Python generators are great!


Python generators are great!

Python is an amazing language that can be both forgiving for beginners and still provide more and more advanced features as we dig through. Sometimes, you hear or read about some of its powerfull tools, and you feel that you have nothing to use it on. But one day that time comes, and you realise that it can make things easier, more readable or more performant. Generators are one of those nice little things.

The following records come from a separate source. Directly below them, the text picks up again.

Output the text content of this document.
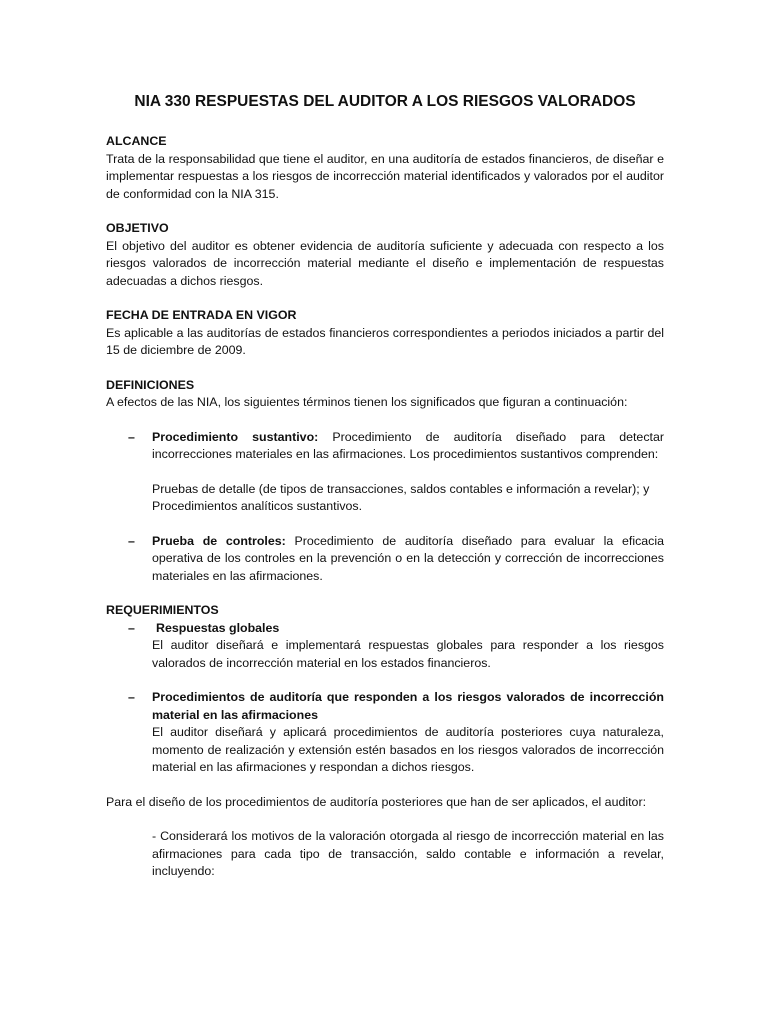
NIA 330 RESPUESTAS DEL AUDITOR A LOS RIESGOS VALORADOS

ALCANCE

Trata de la responsabilidad que tiene el auditor, en una auditoría de estados financieros, de diseñar e implementar respuestas a los riesgos de incorrección material identificados y valorados por el auditor de conformidad con la NIA 315.

OBJETIVO

El objetivo del auditor es obtener evidencia de auditoría suficiente y adecuada con respecto a los riesgos valorados de incorrección material mediante el diseño e implementación de respuestas adecuadas a dichos riesgos.

FECHA DE ENTRADA EN VIGOR

Es aplicable a las auditorías de estados financieros correspondientes a periodos iniciados a partir del 15 de diciembre de 2009.

DEFINICIONES

A efectos de las NIA, los siguientes términos tienen los significados que figuran a continuación:

– Procedimiento sustantivo: Procedimiento de auditoría diseñado para detectar incorrecciones materiales en las afirmaciones. Los procedimientos sustantivos comprenden:

Pruebas de detalle (de tipos de transacciones, saldos contables e información a revelar); y

Procedimientos analíticos sustantivos.

– Prueba de controles: Procedimiento de auditoría diseñado para evaluar la eficacia operativa de los controles en la prevención o en la detección y corrección de incorrecciones materiales en las afirmaciones.

REQUERIMIENTOS

–	Respuestas globales

El auditor diseñará e implementará respuestas globales para responder a los riesgos valorados de incorrección material en los estados financieros.

– Procedimientos de auditoría que responden a los riesgos valorados de incorrección material en las afirmaciones

El auditor diseñará y aplicará procedimientos de auditoría posteriores cuya naturaleza, momento de realización y extensión estén basados en los riesgos valorados de incorrección material en las afirmaciones y respondan a dichos riesgos.

Para el diseño de los procedimientos de auditoría posteriores que han de ser aplicados, el auditor:

- Considerará los motivos de la valoración otorgada al riesgo de incorrección material en las afirmaciones para cada tipo de transacción, saldo contable e información a revelar, incluyendo:
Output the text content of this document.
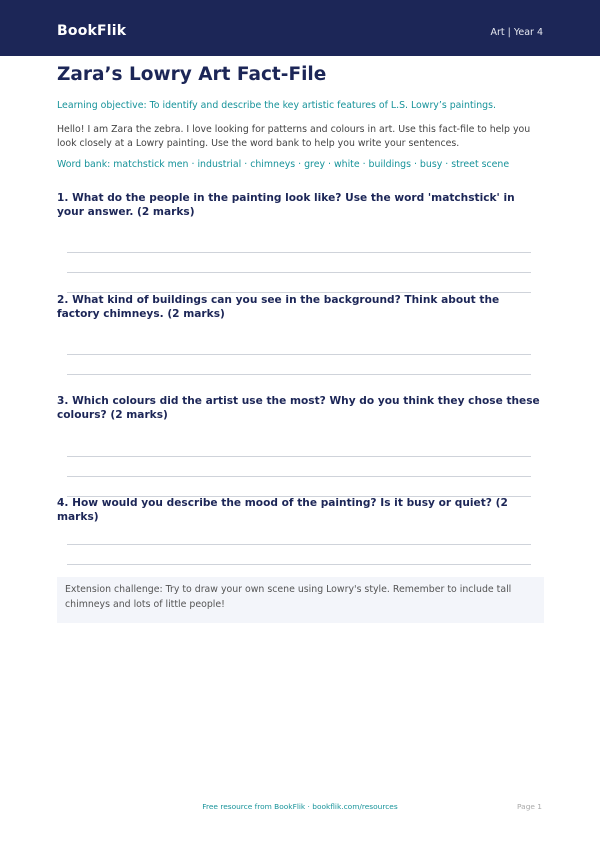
BookFlik	Art | Year 4
Zara’s Lowry Art Fact-File
Learning objective: To identify and describe the key artistic features of L.S. Lowry’s paintings.
Hello! I am Zara the zebra. I love looking for patterns and colours in art. Use this fact-file to help you look closely at a Lowry painting. Use the word bank to help you write your sentences.
Word bank: matchstick men · industrial · chimneys · grey · white · buildings · busy · street scene
1. What do the people in the painting look like? Use the word 'matchstick' in your answer. (2 marks)
2. What kind of buildings can you see in the background? Think about the factory chimneys. (2 marks)
3. Which colours did the artist use the most? Why do you think they chose these colours? (2 marks)
4. How would you describe the mood of the painting? Is it busy or quiet? (2 marks)
Extension challenge: Try to draw your own scene using Lowry's style. Remember to include tall chimneys and lots of little people!
Free resource from BookFlik · bookflik.com/resources	Page 1
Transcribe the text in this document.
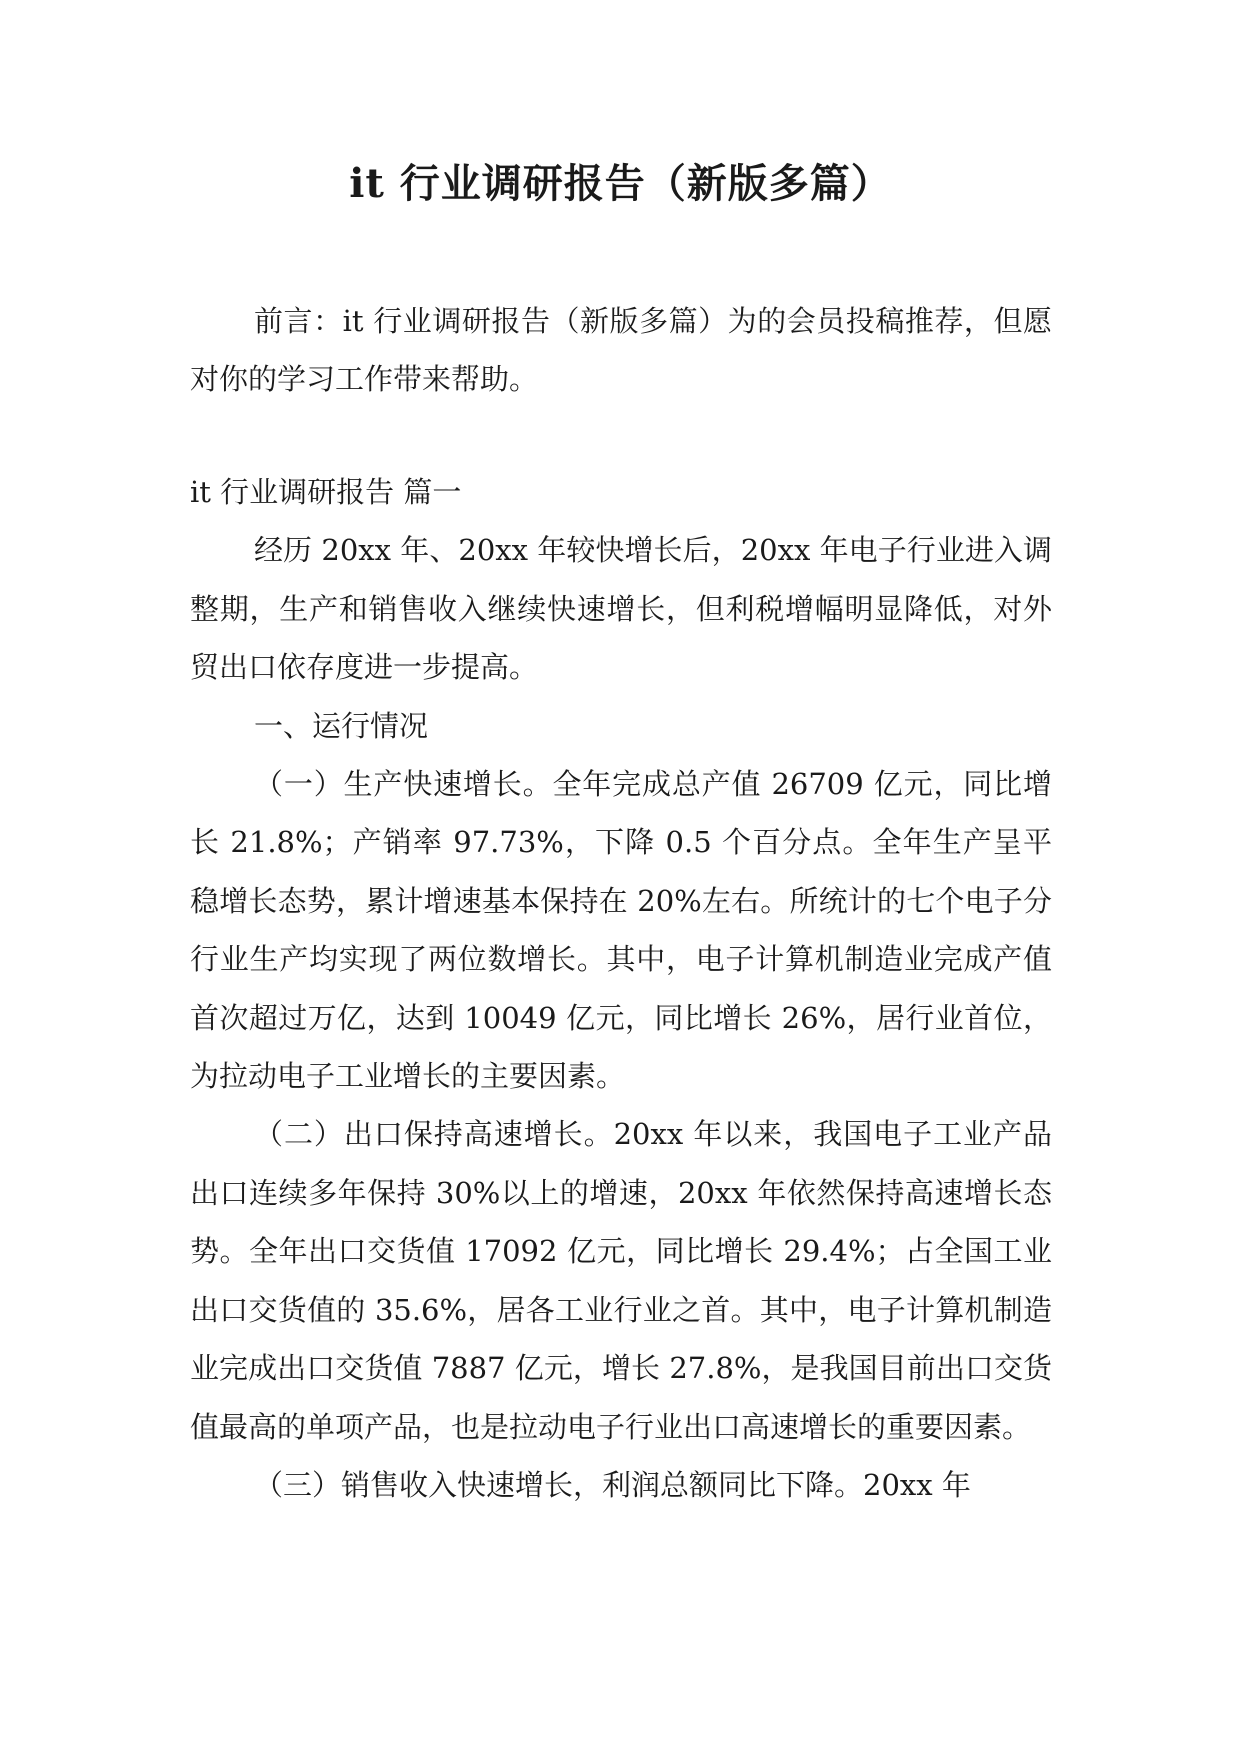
it 行业调研报告（新版多篇）
前言：it 行业调研报告（新版多篇）为的会员投稿推荐，但愿对你的学习工作带来帮助。

it 行业调研报告 篇一

经历 20xx 年、20xx 年较快增长后，20xx 年电子行业进入调整期，生产和销售收入继续快速增长，但利税增幅明显降低，对外贸出口依存度进一步提高。

一、运行情况

（一）生产快速增长。全年完成总产值 26709 亿元，同比增长 21.8%；产销率 97.73%，下降 0.5 个百分点。全年生产呈平稳增长态势，累计增速基本保持在 20%左右。所统计的七个电子分行业生产均实现了两位数增长。其中，电子计算机制造业完成产值首次超过万亿，达到 10049 亿元，同比增长 26%，居行业首位，为拉动电子工业增长的主要因素。

（二）出口保持高速增长。20xx 年以来，我国电子工业产品出口连续多年保持 30%以上的增速，20xx 年依然保持高速增长态势。全年出口交货值 17092 亿元，同比增长 29.4%；占全国工业出口交货值的 35.6%，居各工业行业之首。其中，电子计算机制造业完成出口交货值 7887 亿元，增长 27.8%，是我国目前出口交货值最高的单项产品，也是拉动电子行业出口高速增长的重要因素。

（三）销售收入快速增长，利润总额同比下降。20xx 年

I have used generators before, every Python programmer uses them even without knowing about them, because in fact generators are used to make some of the most useful tools in the Standard Library, like range(), open(), os.walk() and many others. Generators are nice because they work in a way that allows to acess and/or process data in small pieces as needed, allowing to save memory and processing time. This approach can save time in cases where you don’t need the whole data to be accessed and processed in one single batch.

Some days ago, I had my first real-life encounter with a generator. I knew about them, I read a couple of books that mentioned them, saw videos that praised their usefulness, and yet, I had never made a generator. Looking back, I can tell for sure that I certainly could and should have used generators in some of my previous code. But everything has its time. And this week I was destined to make my first generator. And it felt very good!

So… remember that Count Files project that I mentioned some time ago? I have been working on it with Nataliia, and we have implemented a new file search feature that lists all files that have a specific extension in its name (for instance, searching for all *.py files in a project directory, or in your computer). It will show a list of all found file paths and count them for you:

 1
 2
 3
 4
 5
 6
 7
 8
 9
10
11
12
13
14
15
16
17
18
19
20
21
22
23
24
25
26
27
28
$ countfiles -fe py

Recursively searching all files with extension .py, ignoring hidden files and directories, in /Users/npk/python-projects/Count-files

/Users/npk/python-projects/Count-files/setup.py (1.5 KiB)
/Users/npk/python-projects/Count-files/countfiles/__init__.py (0.0 B)
/Users/npk/python-projects/Count-files/countfiles/__main__.py (7.9 KiB)
/Users/npk/python-projects/Count-files/countfiles/settings.py (891.0 B)
/Users/npk/python-projects/Count-files/countfiles/utils/__init__.py (0.0 B)
/Users/npk/python-projects/Count-files/countfiles/utils/decorators.py (785.0 B)
/Users/npk/python-projects/Count-files/countfiles/utils/file_handlers.py (6.9 KiB)
/Users/npk/python-projects/Count-files/countfiles/utils/file_preview.py (2.7 KiB)
/Users/npk/python-projects/Count-files/countfiles/utils/word_counter.py (4.3 KiB)
/Users/npk/python-projects/Count-files/tests/test_argument_parser.py (3.2 KiB)
/Users/npk/python-projects/Count-files/tests/test_some_functions.py (6.2 KiB)
/Users/npk/python-projects/Count-files/tests/test_word_counter.py (3.2 KiB)
/Users/npk/python-projects/Count-files/tests/data_for_tests/py_file_for_tests.py (50.0 B)
/Users/npk/python-projects/Count-files/tests/data_for_tests/django_staticfiles_for_test/py_file.py (50.0 B)
/Users/npk/python-projects/Count-files/tests/hidden_py/hidden_test.py (0.0 B)
/Users/npk/python-projects/Count-files/tests/hidden_py/test_file.py (0.0 B)
/Users/npk/python-projects/Count-files/tests/hidden_py/hidden/hidden_test_sub.py (0.0 B)
/Users/npk/python-projects/Count-files/tests/hidden_py/hidden/test_file_sub.py (0.0 B)
/Users/npk/python-projects/Count-files/tests/test_hidden_windows/folder_hidden_for_win/hidden_for_win.py (0.0 B)
/Users/npk/python-projects/Count-files/tests/test_hidden_windows/folder_hidden_for_win/not_hidden.py (0.0 B)

   Found 20 file(s).
   Total combined size: 37.7 KiB.
   Average file size: 1.9 KiB (max: 7.9 KiB, min: 0.0 B).

With a small number of files, it was pretty fast, but when trying to get results for large directories or the whole filesystem, the user would get no feedback for several seconds (or minutes, or even hours). And the memory needed to store that list of paths would keep growing during that time, which could eventually result in unwanted performance or stability issues.

Having completed that first version, and knowing by then the kind of results we wanted, it just made sense to use a generator in there. It was easy: I replaced the return statements by yield statements and made a few other small adjustments, and it was in fact pretty straightforward. Now, that feature uses less than one third of the RAM and takes a few seconds less to complete its operation. But the best part is that it provides imediate and constant feedback to the user, by printing immediately to the screen each matching file path it finds, instead of having to wait for the whole list to be built on memory.

It’s one of those simple changes in the code that end up making a big difference for the user.